Hadoop cluster. 2 Fast, 4 Medium, 8 slower machines

clusterhadoophardware

We're going to purchase some new hardware to use just for a Hadoop cluster and we're stuck on what we should purchase. Say we have a budget of $5k should we buy two super nice machines at $2500/each, four at around $1200/each or eight at around $600 each? Will hadoop work better with more slower machines or fewest much faster machines? Or, as like most things "it depends"? 🙂

Best Answer

If you can I would look at utilizing Cloud Infrastructure Services like Amazon Web Services (AWS) Elastic Compute Cloud (EC2), at least until you determine that it makes sense to invest in your own hardware. It's easy to get caught up in buying the shiny gear (I have to resist daily). By trying before you buy in the cloud you can learn a lot and answer the question: Does my companies software X or map/reduce framework against this data set best match a small, medium, or large set of server(s). I ran a number of combination's on AWS, scaling up, down, in, and out for pennies on the dollar within a few days. We were so happy with our testing that we decided to stay with AWS and forgo buying a large cluster of machines that we have to cool, power, maintain, etcetera. Instance types range from:

Standard Instances

  • Small Instance (Default) 1.7 GB of memory, 1 EC2 Compute Unit (1 virtual core with 1 EC2 Compute Unit), 160 GB of instance storage, 32-bit platform
  • Large Instance 7.5 GB of memory, 4 EC2 Compute Units (2 virtual cores with 2 EC2 Compute Units each), 850 GB of instance storage, 64-bit platform
  • Extra Large Instance 15 GB of memory, 8 EC2 Compute Units (4 virtual cores with 2 EC2 Compute Units each), 1690 GB of instance storage, 64-bit platform

High-CPU Instances

  • High-CPU Medium Instance 1.7 GB of memory, 5 EC2 Compute Units (2 virtual cores with 2.5 EC2 Compute Units each), 350 GB of instance storage, 32-bit platform

  • High-CPU Extra Large Instance 7 GB of memory, 20 EC2 Compute Units (8 virtual cores with 2.5 EC2 Compute Units each), 1690 GB of instance storage, 64-bit platform

EC2 Compute Unit (ECU) – One EC2 Compute Unit (ECU) provides the equivalent CPU capacity of a 1.0-1.2 GHz 2007 Opteron or 2007 Xeon processor.
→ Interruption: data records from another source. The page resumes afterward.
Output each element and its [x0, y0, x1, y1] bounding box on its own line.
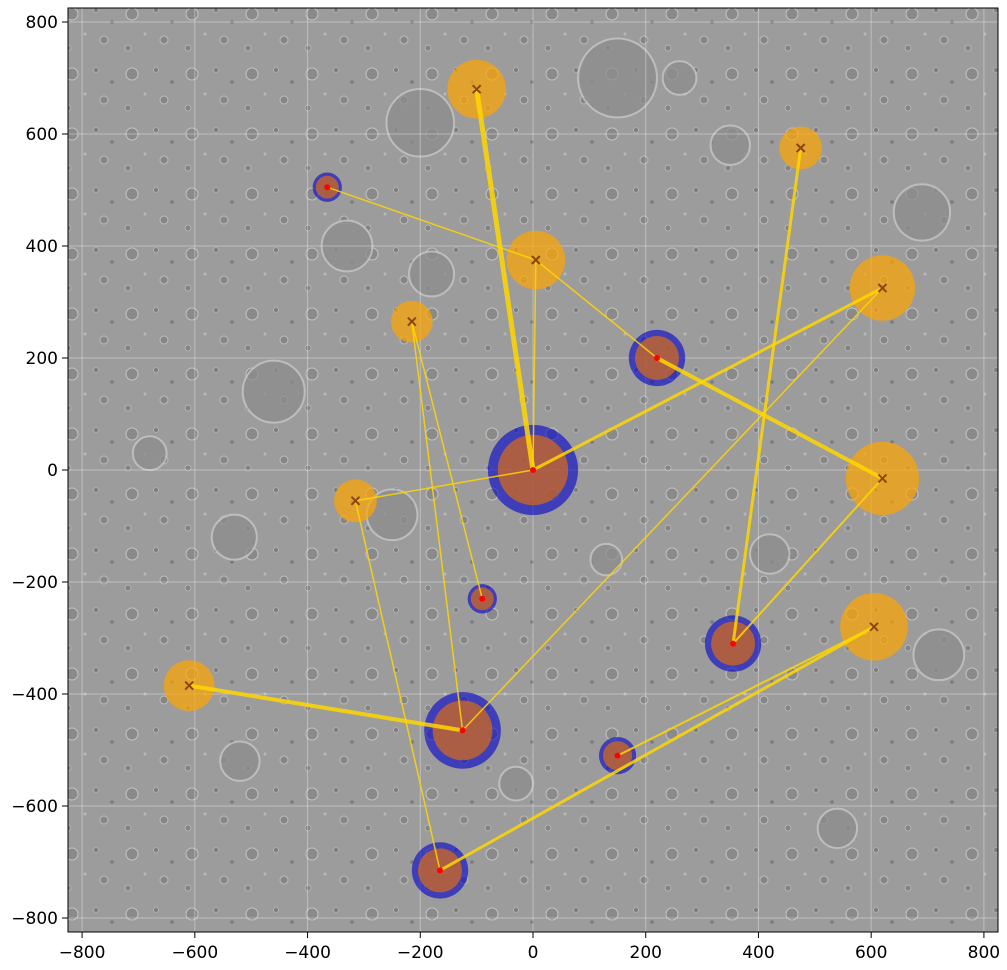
y-tick-label: 400 [26, 237, 58, 257]
target-point-stroke [869, 622, 879, 632]
target-point-stroke [531, 255, 541, 265]
x-tick-label: −200 [397, 943, 444, 963]
target-point-stroke [877, 473, 888, 484]
terrain-crater [589, 542, 624, 577]
link-line [731, 146, 803, 646]
terrain-crater [408, 250, 456, 298]
x-tick-label: −800 [59, 943, 106, 963]
link-line [411, 320, 484, 600]
link-line [655, 356, 885, 481]
y-tick-label: 600 [26, 125, 58, 145]
link-line [411, 320, 464, 732]
hub-point [479, 595, 486, 602]
y-tick-label: 200 [26, 349, 58, 369]
x-tick-label: 200 [630, 943, 662, 963]
target-point [796, 143, 806, 153]
target-point-stroke [471, 84, 482, 94]
target-point [471, 84, 482, 94]
y-tick-label: 800 [26, 13, 58, 33]
y-tick-label: −400 [11, 685, 58, 705]
y-tick-label: −800 [11, 909, 58, 929]
target-point-stroke [877, 283, 888, 293]
link-line [535, 259, 658, 359]
x-tick-label: 400 [742, 943, 774, 963]
link-line [326, 186, 537, 261]
target-point [407, 316, 417, 327]
link-line [732, 477, 884, 645]
terrain-crater [709, 124, 751, 166]
link-line [532, 259, 537, 471]
x-tick-label: −400 [284, 943, 331, 963]
terrain-crater [749, 533, 791, 575]
link-line [354, 500, 441, 872]
terrain-crater [241, 359, 306, 424]
x-tick-label: −600 [171, 943, 218, 963]
terrain-crater [131, 435, 168, 472]
y-tick-label: 0 [47, 461, 58, 481]
hub-point [530, 467, 536, 473]
target-point [184, 680, 194, 691]
target-point-stroke [796, 143, 806, 153]
link-line [438, 625, 876, 872]
target-point [877, 473, 888, 484]
link-line [461, 287, 884, 732]
hub-point [324, 184, 331, 191]
link-line [354, 469, 534, 502]
hub-point [730, 640, 737, 647]
terrain-crater [320, 219, 374, 273]
target-point [869, 622, 879, 632]
y-tick-label: −600 [11, 797, 58, 817]
terrain-crater [385, 87, 456, 158]
target-point-stroke [350, 496, 361, 506]
link-line [531, 286, 884, 472]
terrain-crater [661, 60, 698, 96]
link-line [474, 86, 536, 473]
hub-point [614, 752, 621, 759]
hub-point [437, 867, 443, 874]
plot-area [68, 8, 998, 932]
axes: −800 −600 −400 −200 0 200 400 600 800 −800 −600 −40… [11, 7, 1000, 963]
x-tick-label: 600 [855, 943, 887, 963]
target-point [877, 283, 888, 293]
terrain-crater [912, 628, 966, 682]
target-point-stroke [184, 680, 194, 691]
y-tick-label: −200 [11, 573, 58, 593]
x-tick-label: 800 [968, 943, 1000, 963]
link-line [187, 683, 465, 733]
target-point-stroke [407, 316, 417, 327]
link-line [616, 625, 875, 757]
terrain-crater [210, 513, 258, 561]
terrain-crater [577, 37, 659, 119]
hub-point [459, 727, 466, 734]
x-tick-label: 0 [528, 943, 539, 963]
target-point [350, 496, 361, 506]
terrain-crater [816, 807, 859, 850]
hub-point [654, 355, 660, 361]
terrain-crater [498, 765, 534, 802]
terrain-crater [219, 740, 261, 782]
terrain-crater [892, 183, 952, 242]
target-point [531, 255, 541, 265]
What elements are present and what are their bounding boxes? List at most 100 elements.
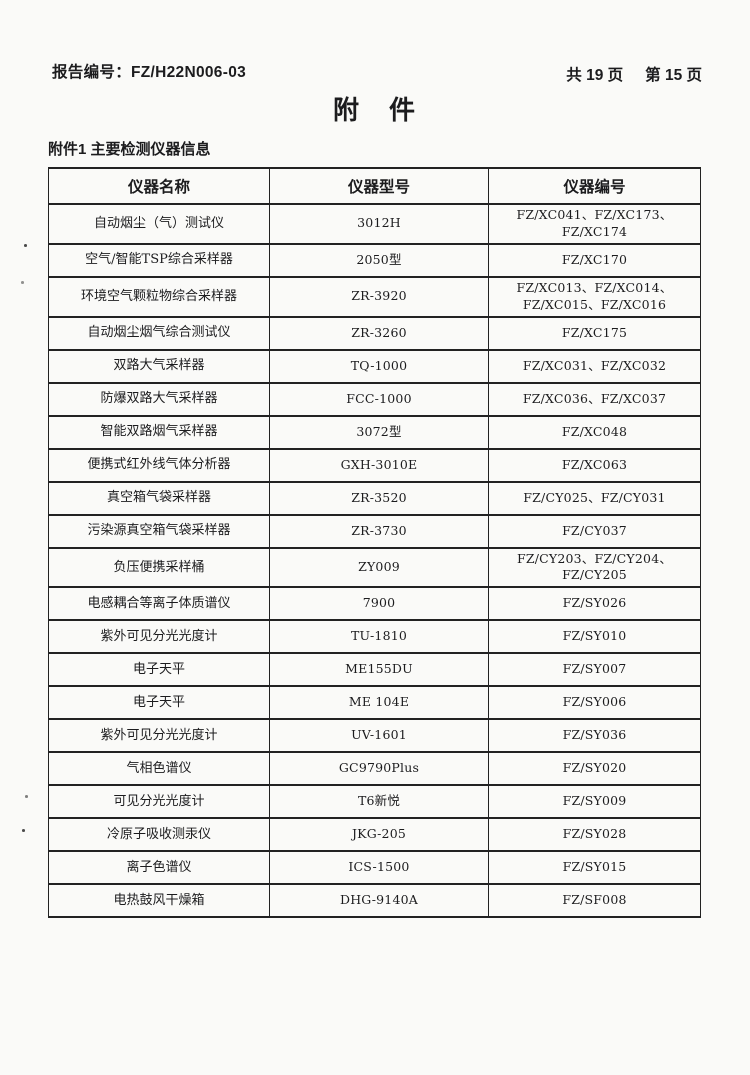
instrument-name: 冷原子吸收测汞仪 xyxy=(48,817,270,853)
instrument-name: 防爆双路大气采样器 xyxy=(48,381,270,417)
column-header-instrument-name: 仪器名称 xyxy=(48,167,270,205)
instrument-name: 双路大气采样器 xyxy=(48,348,270,384)
scan-speck xyxy=(21,281,24,284)
table-row: 自动烟尘烟气综合测试仪 ZR-3260 FZ/XC175 xyxy=(48,315,701,351)
instrument-name: 电感耦合等离子体质谱仪 xyxy=(48,586,270,622)
instrument-model: GXH-3010E xyxy=(269,447,489,483)
instrument-serial: FZ/CY025、FZ/CY031 xyxy=(488,480,701,516)
instrument-model: ZR-3520 xyxy=(269,480,489,516)
table-row: 紫外可见分光光度计 UV-1601 FZ/SY036 xyxy=(48,718,701,754)
instrument-serial: FZ/XC013、FZ/XC014、FZ/XC015、FZ/XC016 xyxy=(488,275,701,318)
scan-speck xyxy=(24,244,27,247)
instrument-model: ME155DU xyxy=(269,652,489,688)
instrument-serial: FZ/SF008 xyxy=(488,883,701,919)
table-row: 电子天平 ME155DU FZ/SY007 xyxy=(48,652,701,688)
instrument-name: 可见分光光度计 xyxy=(48,784,270,820)
instrument-model: TQ-1000 xyxy=(269,348,489,384)
instrument-name: 紫外可见分光光度计 xyxy=(48,619,270,655)
instrument-table: 仪器名称 仪器型号 仪器编号 自动烟尘（气）测试仪 3012H FZ/XC041… xyxy=(48,167,701,919)
table-row: 负压便携采样桶 ZY009 FZ/CY203、FZ/CY204、FZ/CY205 xyxy=(48,546,701,589)
instrument-model: ICS-1500 xyxy=(269,850,489,886)
instrument-serial: FZ/XC036、FZ/XC037 xyxy=(488,381,701,417)
instrument-name: 智能双路烟气采样器 xyxy=(48,414,270,450)
instrument-serial: FZ/SY020 xyxy=(488,751,701,787)
instrument-model: T6新悦 xyxy=(269,784,489,820)
scan-speck xyxy=(22,829,25,832)
instrument-name: 便携式红外线气体分析器 xyxy=(48,447,270,483)
instrument-model: UV-1601 xyxy=(269,718,489,754)
table-row: 智能双路烟气采样器 3072型 FZ/XC048 xyxy=(48,414,701,450)
table-row: 双路大气采样器 TQ-1000 FZ/XC031、FZ/XC032 xyxy=(48,348,701,384)
instrument-serial: FZ/SY007 xyxy=(488,652,701,688)
instrument-name: 空气/智能TSP综合采样器 xyxy=(48,242,270,278)
instrument-model: ZR-3260 xyxy=(269,315,489,351)
table-row: 电感耦合等离子体质谱仪 7900 FZ/SY026 xyxy=(48,586,701,622)
instrument-model: 3012H xyxy=(269,203,489,245)
column-header-instrument-serial: 仪器编号 xyxy=(488,167,701,205)
instrument-serial: FZ/XC041、FZ/XC173、FZ/XC174 xyxy=(488,203,701,245)
instrument-model: GC9790Plus xyxy=(269,751,489,787)
table-row: 离子色谱仪 ICS-1500 FZ/SY015 xyxy=(48,850,701,886)
report-number: 报告编号：FZ/H22N006-03 xyxy=(52,64,247,81)
instrument-serial: FZ/XC031、FZ/XC032 xyxy=(488,348,701,384)
instrument-name: 电子天平 xyxy=(48,685,270,721)
instrument-model: ZR-3920 xyxy=(269,275,489,318)
table-row: 空气/智能TSP综合采样器 2050型 FZ/XC170 xyxy=(48,242,701,278)
instrument-model: 7900 xyxy=(269,586,489,622)
instrument-name: 气相色谱仪 xyxy=(48,751,270,787)
instrument-serial: FZ/SY015 xyxy=(488,850,701,886)
table-row: 环境空气颗粒物综合采样器 ZR-3920 FZ/XC013、FZ/XC014、F… xyxy=(48,275,701,318)
instrument-model: JKG-205 xyxy=(269,817,489,853)
instrument-model: 2050型 xyxy=(269,242,489,278)
instrument-serial: FZ/SY028 xyxy=(488,817,701,853)
table-row: 自动烟尘（气）测试仪 3012H FZ/XC041、FZ/XC173、FZ/XC… xyxy=(48,203,701,245)
document-title: 附 件 xyxy=(332,95,417,125)
instrument-serial: FZ/XC063 xyxy=(488,447,701,483)
table-row: 防爆双路大气采样器 FCC-1000 FZ/XC036、FZ/XC037 xyxy=(48,381,701,417)
instrument-model: DHG-9140A xyxy=(269,883,489,919)
instrument-name: 自动烟尘烟气综合测试仪 xyxy=(48,315,270,351)
instrument-model: ME 104E xyxy=(269,685,489,721)
instrument-name: 污染源真空箱气袋采样器 xyxy=(48,513,270,549)
instrument-name: 自动烟尘（气）测试仪 xyxy=(48,203,270,245)
instrument-name: 电热鼓风干燥箱 xyxy=(48,883,270,919)
instrument-name: 紫外可见分光光度计 xyxy=(48,718,270,754)
table-row: 冷原子吸收测汞仪 JKG-205 FZ/SY028 xyxy=(48,817,701,853)
table-header-row: 仪器名称 仪器型号 仪器编号 xyxy=(48,167,701,205)
table-row: 便携式红外线气体分析器 GXH-3010E FZ/XC063 xyxy=(48,447,701,483)
page-count: 共 19 页 第 15 页 xyxy=(566,60,702,85)
scan-speck xyxy=(25,795,28,798)
instrument-model: 3072型 xyxy=(269,414,489,450)
table-row: 电子天平 ME 104E FZ/SY006 xyxy=(48,685,701,721)
instrument-serial: FZ/SY026 xyxy=(488,586,701,622)
instrument-serial: FZ/XC048 xyxy=(488,414,701,450)
table-row: 电热鼓风干燥箱 DHG-9140A FZ/SF008 xyxy=(48,883,701,919)
instrument-model: ZR-3730 xyxy=(269,513,489,549)
instrument-serial: FZ/CY037 xyxy=(488,513,701,549)
instrument-serial: FZ/CY203、FZ/CY204、FZ/CY205 xyxy=(488,546,701,589)
instrument-serial: FZ/XC175 xyxy=(488,315,701,351)
instrument-model: TU-1810 xyxy=(269,619,489,655)
table-row: 真空箱气袋采样器 ZR-3520 FZ/CY025、FZ/CY031 xyxy=(48,480,701,516)
column-header-instrument-model: 仪器型号 xyxy=(269,167,489,205)
table-row: 可见分光光度计 T6新悦 FZ/SY009 xyxy=(48,784,701,820)
pages-total: 共 19 页 xyxy=(566,67,624,84)
table-row: 气相色谱仪 GC9790Plus FZ/SY020 xyxy=(48,751,701,787)
instrument-name: 环境空气颗粒物综合采样器 xyxy=(48,275,270,318)
table-row: 污染源真空箱气袋采样器 ZR-3730 FZ/CY037 xyxy=(48,513,701,549)
instrument-name: 离子色谱仪 xyxy=(48,850,270,886)
instrument-serial: FZ/SY010 xyxy=(488,619,701,655)
instrument-serial: FZ/XC170 xyxy=(488,242,701,278)
instrument-serial: FZ/SY006 xyxy=(488,685,701,721)
instrument-serial: FZ/SY009 xyxy=(488,784,701,820)
instrument-model: ZY009 xyxy=(269,546,489,589)
attachment-heading: 附件1 主要检测仪器信息 xyxy=(48,141,211,158)
instrument-model: FCC-1000 xyxy=(269,381,489,417)
instrument-name: 负压便携采样桶 xyxy=(48,546,270,589)
table-row: 紫外可见分光光度计 TU-1810 FZ/SY010 xyxy=(48,619,701,655)
page-current: 第 15 页 xyxy=(645,67,702,84)
instrument-name: 电子天平 xyxy=(48,652,270,688)
instrument-name: 真空箱气袋采样器 xyxy=(48,480,270,516)
page-header: 报告编号：FZ/H22N006-03 共 19 页 第 15 页 xyxy=(52,60,702,85)
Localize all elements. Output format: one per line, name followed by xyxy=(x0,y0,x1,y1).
Standard On-Demand Instances Linux/UNIX Usage Windows Usage
Small (Default) $0.10 per hour $0.125 per hour
Large $0.40 per hour $0.50 per hour
Extra Large $0.80 per hour $1.00 per hour

High CPU On-Demand Instances Linux/UNIX Usage Windows Usage
Medium $0.20 per hour $0.30 per hour
Extra Large $0.80 per hour $1.20 per hour

Sorry to make an answer sound like a vendor pitch, but if your environment allows you to go this route, I think you'll be happy and make a much better purchase decision should you buy your own hardware in the future.